Dr. Brink supported supervised outings, but said Mr. Schoenborn must be closely monitored because he has "unresolved anger issues."

"He's no longer of that intensity, but I think the underlying proclivity is still there," Dr. Brink said during the hearing. "In my view, he needs some significant more work."

It will be at Dr. Brink's discretion to approve Mr. Schoenborn's visits upon specific request.

Crown lawyer Lyle Hillaby read out a victim impact statement during the hearing from Ms. Clarke.

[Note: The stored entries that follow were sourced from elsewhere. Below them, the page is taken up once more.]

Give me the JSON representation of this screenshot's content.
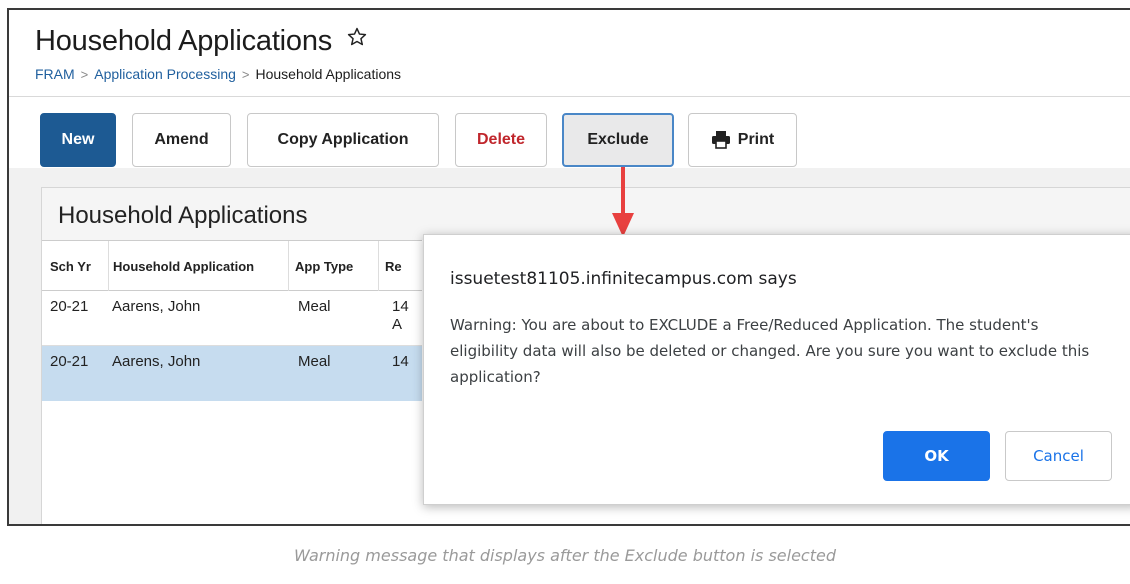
{
  "header": {
    "title": "Household Applications",
    "star_icon": "star-outline-icon",
    "breadcrumb": [
      "FRAM",
      "Application Processing",
      "Household Applications"
    ],
    "breadcrumb_separator": ">"
  },
  "toolbar": {
    "new_label": "New",
    "amend_label": "Amend",
    "copy_label": "Copy Application",
    "delete_label": "Delete",
    "exclude_label": "Exclude",
    "print_label": "Print",
    "print_icon": "printer-icon"
  },
  "panel": {
    "title": "Household Applications",
    "columns": [
      "Sch Yr",
      "Household Application",
      "App Type",
      "Re"
    ],
    "rows": [
      {
        "sch_yr": "20-21",
        "household": "Aarens, John",
        "app_type": "Meal",
        "received": "14\nA"
      },
      {
        "sch_yr": "20-21",
        "household": "Aarens, John",
        "app_type": "Meal",
        "received": "14"
      }
    ]
  },
  "dialog": {
    "title": "issuetest81105.infinitecampus.com says",
    "message": "Warning: You are about to EXCLUDE a Free/Reduced Application. The student's eligibility data will also be deleted or changed. Are you sure you want to exclude this application?",
    "ok_label": "OK",
    "cancel_label": "Cancel"
  },
  "caption": "Warning message that displays after the Exclude button is selected",
  "colors": {
    "primary_button": "#1d5a93",
    "delete_text": "#c0262c",
    "arrow": "#e8403f",
    "dialog_ok": "#1a73e8",
    "selected_row": "#c6dcef"
  }
}
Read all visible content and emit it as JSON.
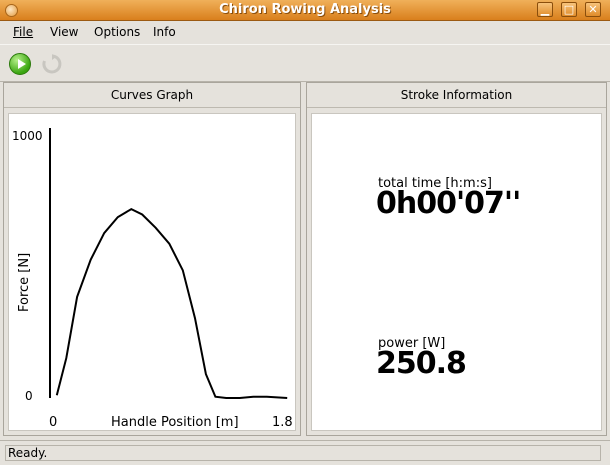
{
  "window": {
    "title": "Chiron Rowing Analysis"
  },
  "menu": {
    "file": "File",
    "view": "View",
    "options": "Options",
    "info": "Info"
  },
  "toolbar": {
    "play_icon": "play-icon",
    "refresh_icon": "refresh-icon"
  },
  "curves_panel": {
    "title": "Curves Graph"
  },
  "stroke_panel": {
    "title": "Stroke Information",
    "total_time_label": "total time [h:m:s]",
    "total_time_value": "0h00'07''",
    "power_label": "power [W]",
    "power_value": "250.8"
  },
  "status": {
    "text": "Ready."
  },
  "chart_data": {
    "type": "line",
    "xlabel": "Handle Position [m]",
    "ylabel": "Force [N]",
    "xlim": [
      0,
      1.8
    ],
    "ylim": [
      0,
      1000
    ],
    "x_tick_labels": [
      "0",
      "1.8"
    ],
    "y_tick_labels": [
      "0",
      "1000"
    ],
    "series": [
      {
        "x": [
          0.05,
          0.12,
          0.2,
          0.3,
          0.4,
          0.5,
          0.6,
          0.68,
          0.78,
          0.88,
          0.98,
          1.07,
          1.15,
          1.22,
          1.3,
          1.4,
          1.5,
          1.6,
          1.75
        ],
        "values": [
          10,
          150,
          380,
          520,
          620,
          680,
          710,
          690,
          640,
          580,
          480,
          300,
          90,
          5,
          0,
          0,
          5,
          5,
          0
        ]
      }
    ]
  }
}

"'I'm completely lost without them,"' Mr. Hillaby read. "'It gets harder, not easier."'

Ms. Clarke has been going to counselling, he told the review board, but has retreated from social situations and does not want Mr. Schoenborn released.

Mr. Hillaby warned the board not to trust Mr. Schoenborn because of his violent history, but said he would support hospital staff granting him escorted visits.

"I've never worried about anyone that this institution has given passes to," he told reporters after the hearing.

At his first review hearing last year, Mr. Schoenborn shouted, interrupted and swore. He said he wanted to be discharged completely from the hospital, but was denied on the grounds that he was still a threat to society.

This time around, he spoke slowly and admitted that he had been disturbed by illness when he killed the children.

He said he wants to be able to go for a coffee outside the hospital, but would stay committed to his medication and addictions counselling, and would remain at the hospital for another year.

"I'm looking for the answers to what happened, and I don't want anything to gum up the works," he said Tuesday.

"Baby steps. I can't jump too far - as I learned last year - too fast."

Although the board placed conditions on Mr. Schoenborn, including that he not contact his ex-wife, Mr. Lali said that's not good enough.

"That's just unbelievable that the board would allow somebody who's a brutal murderer out just so soon, while the wounds are so fresh," Mr. Lali said. "People are incredulous about how it could happen."